Friday, November 27, 2009
Monday, November 23, 2009
"Herod is dead! HEROD is DEAD." Jack's hollering the morning in with a dramatic re-interpretation of the Christmas story. "He's dead! I killed him." All three-year-old gusto he thunders down the hallway. Our bedroom door rattles. None of this pansy Santa stuff.
Later Jane introduces Lulie to lipstick. It's the sort of affair that ends with jagged pouty lips, big smiles, and freak-out-Mom about the big stain on Lulie's sweater. Janie responds, "Well, at least I'm not killed, Momma."
The afternoon wears on. Jack assembles, dismantles, and reassembles two puzzles. Lulie colors a pictures, eats some green crayon, colors her ear. Jane tries to knit, rolls a tremendous ball of turquoise yarn. In the whirlwind she stops, "Momma, if I drank a bunch of water would I get a big hump on my back?"
After good night kisses, hugs, prayers, lights out, we slip back down the hall. Some nights they tallywagger over closing their door. Tonight no one gripes. Jane whispers, "Jack, do you want to close the door so we can talk to God?"
A quiet pause and, "Ok. For a little while."
Wednesday, November 18, 2009
The Children's Hospital. They have fish everywhere. Murals, sculptures, aquariums, floor tiles. Fish. Every room has fish. Except the testing room. A vision test, a VEP brain test, computers, electrodes, one major breakdown-fit, and a lot of data.
At a time like that don't you just love graphs? I do. Plot the points and trace the curve. There's not a lot of guess work. The bad eye can't keep up. There's really only one answer.
Surgery. In January or February one of the best surgeons in our nation will remove the lens of a tiny eye, Lulie's. He won't replace it. Her eye is too small, still growing. In the months after we will teach a one-and-a-half-year-old to wear a contact lens. She'll patch until she's eight.
And then, perhaps perfect vision.
And after all isn't that what He's offering? Vision. What a gift.
Saturday, November 7, 2009
Lulie likes my Bible.
Janie bursts into the sun-room. I'm playing piano. "Your music is so JOYFUL, Momma!" She grins. "It's fine when you don't play. But it is so joy filled when you do."

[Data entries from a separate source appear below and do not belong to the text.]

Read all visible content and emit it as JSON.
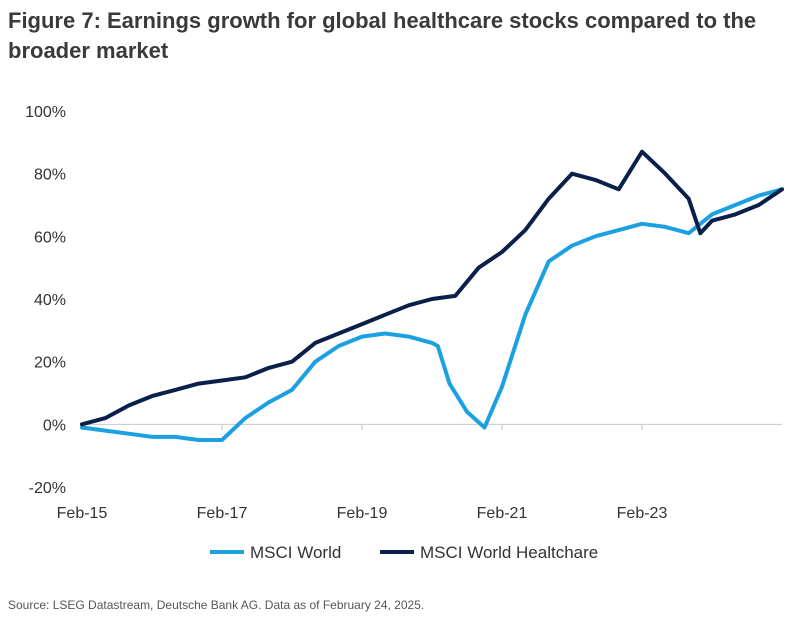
{
  "chart_data": {
    "type": "line",
    "title": "Figure 7: Earnings growth for global healthcare stocks compared to the broader market",
    "source": "Source: LSEG Datastream, Deutsche Bank AG. Data as of February 24, 2025.",
    "xlabel": "",
    "ylabel": "",
    "ylim": [
      -20,
      100
    ],
    "y_unit": "%",
    "y_ticks": [
      -20,
      0,
      20,
      40,
      60,
      80,
      100
    ],
    "y_tick_labels": [
      "-20%",
      "0%",
      "20%",
      "40%",
      "60%",
      "80%",
      "100%"
    ],
    "x_tick_labels": [
      "Feb-15",
      "Feb-17",
      "Feb-19",
      "Feb-21",
      "Feb-23"
    ],
    "x_ticks": [
      "2015-02",
      "2017-02",
      "2019-02",
      "2021-02",
      "2023-02"
    ],
    "xlim": [
      "2015-02",
      "2025-02"
    ],
    "grid": false,
    "legend_position": "bottom",
    "series": [
      {
        "name": "MSCI World",
        "color": "#1BA1E2",
        "x": [
          "2015-02",
          "2015-06",
          "2015-10",
          "2016-02",
          "2016-06",
          "2016-10",
          "2017-02",
          "2017-06",
          "2017-10",
          "2018-02",
          "2018-06",
          "2018-10",
          "2019-02",
          "2019-06",
          "2019-10",
          "2020-02",
          "2020-03",
          "2020-05",
          "2020-08",
          "2020-11",
          "2021-02",
          "2021-06",
          "2021-10",
          "2022-02",
          "2022-06",
          "2022-10",
          "2023-02",
          "2023-06",
          "2023-10",
          "2024-02",
          "2024-06",
          "2024-10",
          "2025-02"
        ],
        "values": [
          -1,
          -2,
          -3,
          -4,
          -4,
          -5,
          -5,
          2,
          7,
          11,
          20,
          25,
          28,
          29,
          28,
          26,
          25,
          13,
          4,
          -1,
          12,
          35,
          52,
          57,
          60,
          62,
          64,
          63,
          61,
          67,
          70,
          73,
          75
        ]
      },
      {
        "name": "MSCI World Healtchare",
        "color": "#0B1F4B",
        "x": [
          "2015-02",
          "2015-06",
          "2015-10",
          "2016-02",
          "2016-06",
          "2016-10",
          "2017-02",
          "2017-06",
          "2017-10",
          "2018-02",
          "2018-06",
          "2018-10",
          "2019-02",
          "2019-06",
          "2019-10",
          "2020-02",
          "2020-06",
          "2020-10",
          "2021-02",
          "2021-06",
          "2021-10",
          "2022-02",
          "2022-06",
          "2022-10",
          "2023-02",
          "2023-06",
          "2023-10",
          "2023-12",
          "2024-02",
          "2024-06",
          "2024-10",
          "2025-02"
        ],
        "values": [
          0,
          2,
          6,
          9,
          11,
          13,
          14,
          15,
          18,
          20,
          26,
          29,
          32,
          35,
          38,
          40,
          41,
          50,
          55,
          62,
          72,
          80,
          78,
          75,
          87,
          80,
          72,
          61,
          65,
          67,
          70,
          75
        ]
      }
    ]
  }
}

The table a jumble of color crayons and fat pencils, smudgy paper, Jack stops. "Momma, I love you so much, real bad." He says this every day. Today he adds, "'I love you real bad,' means I love you in the whole world what it means."
As the sun goes down I watch him stare through our back window. "You are the sweetest thing in the world, bud."
He hardly turns. "Yeah," he says, "God think so. That berry good."
Thursday, November 5, 2009
The doc called. I'm anemic. Boo-hoo. Although I should have guessed. I'm exhausted just looking at a load of laundry. Or dishes. Anything really.
Anyone have advice on iron supplements? A few years ago I took some and ah, well, if you've not taken them, they're a real bummer.